Chronic Pain and The Prescription Opioid Overdose Epidemic: Addressing Provider Attitudes and Concerns


Chronic pain affects over 100 million Americans and efforts to improve pain control have led to an epidemic of prescription opioid related overdose deaths. Primary care providers manage the majority of chronic pain patients in the United States but the care provided is highly variable and often a source of frustration for providers and patients. The purpose of this literature review is to examine primary care physicians’ attitudes and practice behaviors regarding chronic pain and prescription opioid medications in order to focus educational interventions toward the needs of those distributing opioids and managing the chronic pain of the United States’ population. The main limitations of this review are that physician self-report may not represent true practice behaviors and that the majority of studies identified are cross-sectional and therefore cannot causally link provider education to patient and population outcomes.
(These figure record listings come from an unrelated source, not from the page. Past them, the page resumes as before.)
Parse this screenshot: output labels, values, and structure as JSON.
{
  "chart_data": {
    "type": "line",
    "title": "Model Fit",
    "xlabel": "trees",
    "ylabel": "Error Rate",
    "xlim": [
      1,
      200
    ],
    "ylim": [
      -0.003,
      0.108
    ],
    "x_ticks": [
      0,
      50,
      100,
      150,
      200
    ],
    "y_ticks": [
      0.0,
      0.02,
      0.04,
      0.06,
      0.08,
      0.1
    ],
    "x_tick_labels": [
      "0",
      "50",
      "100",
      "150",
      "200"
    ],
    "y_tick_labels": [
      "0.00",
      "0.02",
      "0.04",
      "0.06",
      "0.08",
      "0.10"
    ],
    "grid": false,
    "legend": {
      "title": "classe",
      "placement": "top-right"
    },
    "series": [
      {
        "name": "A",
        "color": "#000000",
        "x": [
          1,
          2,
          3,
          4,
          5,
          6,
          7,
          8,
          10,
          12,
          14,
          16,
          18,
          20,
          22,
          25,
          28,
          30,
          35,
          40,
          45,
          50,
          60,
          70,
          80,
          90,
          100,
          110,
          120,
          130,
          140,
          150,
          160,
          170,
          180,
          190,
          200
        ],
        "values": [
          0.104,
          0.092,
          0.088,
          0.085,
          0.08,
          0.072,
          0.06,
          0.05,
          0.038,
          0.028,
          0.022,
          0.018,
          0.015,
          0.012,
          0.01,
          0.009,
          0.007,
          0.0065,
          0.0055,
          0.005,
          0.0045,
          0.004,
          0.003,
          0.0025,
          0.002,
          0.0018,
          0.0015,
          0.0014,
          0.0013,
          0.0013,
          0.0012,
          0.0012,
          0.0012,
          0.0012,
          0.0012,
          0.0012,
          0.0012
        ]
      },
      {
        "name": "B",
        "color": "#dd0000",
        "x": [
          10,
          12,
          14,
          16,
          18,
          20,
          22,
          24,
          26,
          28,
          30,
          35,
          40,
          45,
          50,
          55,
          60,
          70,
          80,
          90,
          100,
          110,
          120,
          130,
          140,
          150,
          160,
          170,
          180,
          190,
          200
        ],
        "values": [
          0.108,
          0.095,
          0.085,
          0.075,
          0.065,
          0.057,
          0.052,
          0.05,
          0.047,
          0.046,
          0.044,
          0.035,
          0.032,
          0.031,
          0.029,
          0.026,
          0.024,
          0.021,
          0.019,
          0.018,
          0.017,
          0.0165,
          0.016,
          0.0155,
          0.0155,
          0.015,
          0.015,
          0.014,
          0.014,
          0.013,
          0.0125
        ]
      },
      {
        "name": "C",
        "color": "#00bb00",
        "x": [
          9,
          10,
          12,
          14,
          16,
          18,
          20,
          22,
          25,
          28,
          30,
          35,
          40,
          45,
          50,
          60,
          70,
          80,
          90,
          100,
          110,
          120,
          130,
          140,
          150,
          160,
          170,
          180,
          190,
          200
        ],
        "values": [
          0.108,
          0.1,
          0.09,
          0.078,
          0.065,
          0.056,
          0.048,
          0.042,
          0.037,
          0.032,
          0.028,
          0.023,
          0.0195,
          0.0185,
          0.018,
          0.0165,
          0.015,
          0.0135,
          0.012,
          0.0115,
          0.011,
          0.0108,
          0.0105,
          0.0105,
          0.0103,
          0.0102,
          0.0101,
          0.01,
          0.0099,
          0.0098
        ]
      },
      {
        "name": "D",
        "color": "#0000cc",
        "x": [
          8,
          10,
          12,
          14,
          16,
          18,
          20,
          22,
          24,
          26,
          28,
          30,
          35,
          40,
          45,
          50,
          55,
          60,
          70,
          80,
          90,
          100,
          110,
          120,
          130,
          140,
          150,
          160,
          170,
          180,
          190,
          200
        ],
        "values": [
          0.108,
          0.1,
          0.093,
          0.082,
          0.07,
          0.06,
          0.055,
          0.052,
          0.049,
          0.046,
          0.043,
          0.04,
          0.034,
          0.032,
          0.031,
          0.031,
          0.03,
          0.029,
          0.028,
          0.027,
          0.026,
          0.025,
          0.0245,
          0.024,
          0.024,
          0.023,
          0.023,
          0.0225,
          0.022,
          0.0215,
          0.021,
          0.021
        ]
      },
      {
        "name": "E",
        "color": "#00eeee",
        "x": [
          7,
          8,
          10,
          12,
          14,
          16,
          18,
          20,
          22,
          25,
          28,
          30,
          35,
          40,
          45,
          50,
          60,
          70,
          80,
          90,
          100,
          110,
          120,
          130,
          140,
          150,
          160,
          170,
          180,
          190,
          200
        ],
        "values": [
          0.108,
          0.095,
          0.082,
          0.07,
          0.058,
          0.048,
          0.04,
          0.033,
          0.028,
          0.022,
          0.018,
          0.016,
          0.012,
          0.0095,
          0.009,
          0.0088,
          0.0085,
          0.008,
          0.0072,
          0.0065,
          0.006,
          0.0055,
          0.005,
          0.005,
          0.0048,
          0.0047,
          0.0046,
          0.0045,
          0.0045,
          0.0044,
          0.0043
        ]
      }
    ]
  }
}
This review demonstrates that primary care physicians feel their formal education and training in pain management was inadequate and they fear that regulatory scrutiny substantially affects the way they practice medicine. Overall, there are clear needs to: (1) establish straightforward guidelines for pain management to reduce practice variability, (2) implement formal requirements for residency training in primary care regarding pain management and opioid medications, and (3) engage the legal and medical communities to collaborate when implementing policy changes.